Phenylketonuria - Symptoms & Treatment

Phenylketonuria is a type of birth apostatize a child inherits from both parents, who pass along the abnormal gene. Person who has phenylketonuria is missing or insufficient in a specific enzyme needed to process an essential amino acid called phenylalanine. It is an inherited disorder which increases the blood levels of a matter called phenylalanine. It is an amino acid which is acquired through the diet. Phenylalanine performs a role in the body's production of melanin, the pigment accountable for skin and hair color. PAH gene cause phenylketonuria. The PAH gene produces an enzyme named as phenylalanine hydroxylase, that converts the amino acid phenylalanine to other essential compounds in the body. Normal levels of this amino acid are essential for brain function. If gene mutations reduce the activity of phenylalanine hydroxylase, phenylalanine from the diet can build up to toxic levels in the bloodstream and other tissues. Excessive phenylalanine damages nerve cells, leading in brain damage. Babies born to mothers having high levels of phenylalanine have a critical risk of mental retardation because they are exposed to very high levels of phenylalanine before birth. These infants may also grow more gradually than other children. Other characteristic medical complications include heart defects or other heart problems, small head size and behavioral problems. Older children and adults must continue to follow a authoritarian diet low in this amino acid.

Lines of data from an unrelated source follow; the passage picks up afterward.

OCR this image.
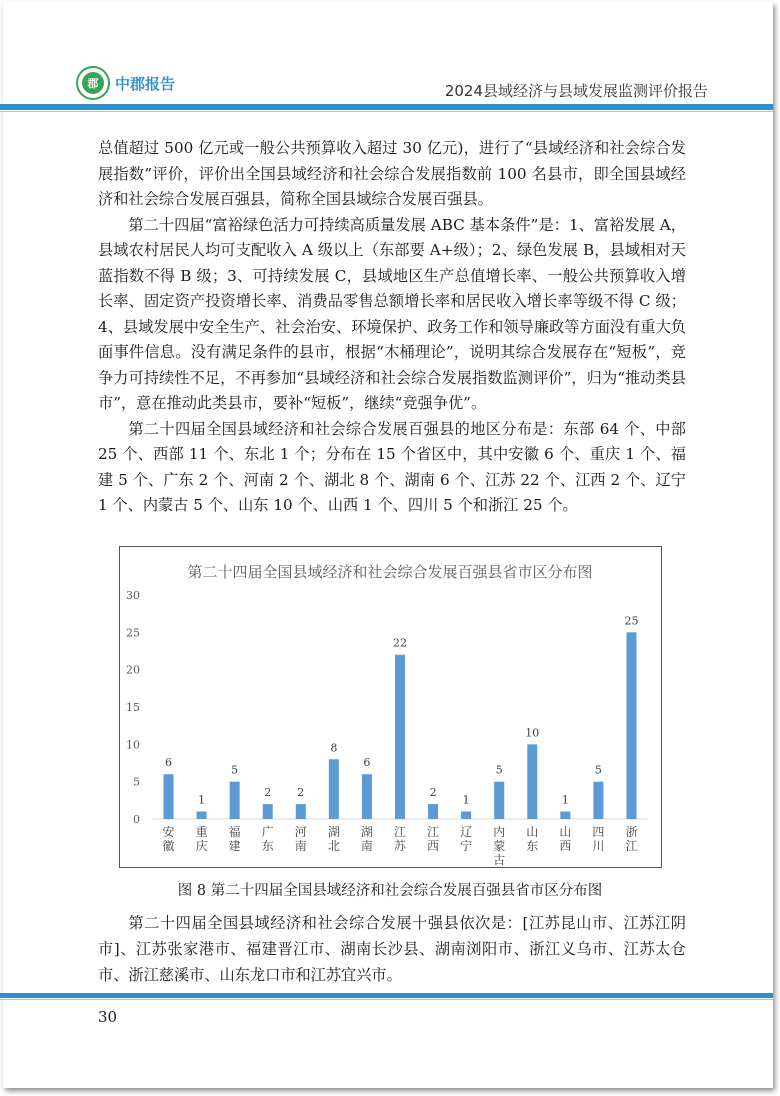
郡	中郡报告	2024县域经济与县域发展监测评价报告

总值超过 500 亿元或一般公共预算收入超过 30 亿元)，进行了“县域经济和社会综合发展指数”评价，评价出全国县域经济和社会综合发展指数前 100 名县市，即全国县域经济和社会综合发展百强县，简称全国县域综合发展百强县。

第二十四届“富裕绿色活力可持续高质量发展 ABC 基本条件”是：1、富裕发展 A，县域农村居民人均可支配收入 A 级以上（东部要 A+级）；2、绿色发展 B，县域相对天蓝指数不得 B 级；3、可持续发展 C，县域地区生产总值增长率、一般公共预算收入增长率、固定资产投资增长率、消费品零售总额增长率和居民收入增长率等级不得 C 级；4、县域发展中安全生产、社会治安、环境保护、政务工作和领导廉政等方面没有重大负面事件信息。没有满足条件的县市，根据“木桶理论”，说明其综合发展存在“短板”，竞争力可持续性不足，不再参加“县域经济和社会综合发展指数监测评价”，归为“推动类县市”，意在推动此类县市，要补“短板”，继续“竞强争优”。

第二十四届全国县域经济和社会综合发展百强县的地区分布是：东部 64 个、中部 25 个、西部 11 个、东北 1 个；分布在 15 个省区中，其中安徽 6 个、重庆 1 个、福建 5 个、广东 2 个、河南 2 个、湖北 8 个、湖南 6 个、江苏 22 个、江西 2 个、辽宁 1 个、内蒙古 5 个、山东 10 个、山西 1 个、四川 5 个和浙江 25 个。

第二十四届全国县域经济和社会综合发展百强县省市区分布图
0
5
10
15
20
25
30
6
安徽
1
重庆
5
福建
2
广东
2
河南
8
湖北
6
湖南
22
江苏
2
江西
1
辽宁
5
内蒙古
10
山东
1
山西
5
四川
25
浙江
图 8 第二十四届全国县域经济和社会综合发展百强县省市区分布图

第二十四届全国县域经济和社会综合发展十强县依次是：[江苏昆山市、江苏江阴市]、江苏张家港市、福建晋江市、湖南长沙县、湖南浏阳市、浙江义乌市、江苏太仓市、浙江慈溪市、山东龙口市和江苏宜兴市。

30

Phenylketonuria is genetic disorder. It is characterized by an inability of the body to implement the essential amino acid. Amino acids are the building blocks for body proteins. 'Essential' amino acids can only be obtained from the food we eat as our body does not normally make them. This condition is inherited in an autosomal recessive pattern, that means two copies of the gene in each cell are mutated. Most frequent, the parents of an individual with an autosomal recessive disorder each carry one copy of the variated gene but do not show signs and symptoms of the disorder. Large neutral amino acids compete for transport across the blood brain barrier. Excessive phenylalanine in the blood saturates the large neutral amino acid transporter that bears LNAAs across the BBB. Phenylalanine significantly reduce the levels of other LNAAs in the brain. These amino acids are needed for protein and neurotransmitter synthesis. Potein and neurotransmitter synthesis muddles brain development in children, leading to mental retardation .

Causes of Phenylketonuria

Common causes of Phenylketonuria

• Phenylalanine hydroxylase.
• Amino acids.

Symptoms of Phenylketonuria

Common Symptoms of Phenylketonuria

• Mental retardation
• Behavioral or social problems.
• Seizures.
• Tremors or jerking.
• Hyperactivity
• Skin rashes.
• Small head size.
• Vomiting.

Treatment of Phenylketonuria

Common Treatment of Phenylketonuria

• Strict diet with very limited levels of phenylalanine, that is mostly present in protein.
• Avoided by containing aspartame children with this infirmity containing aspartame
• Tetrahydrobiopterin (BH4) has been used in moderate cases as an experimental treatment.
• Avoid foods, including many diet sodas, and medications made with aspartame (NutraSweet, Equal).
• Genetic counseling is prescribed for prospective parents with a family history of PKU.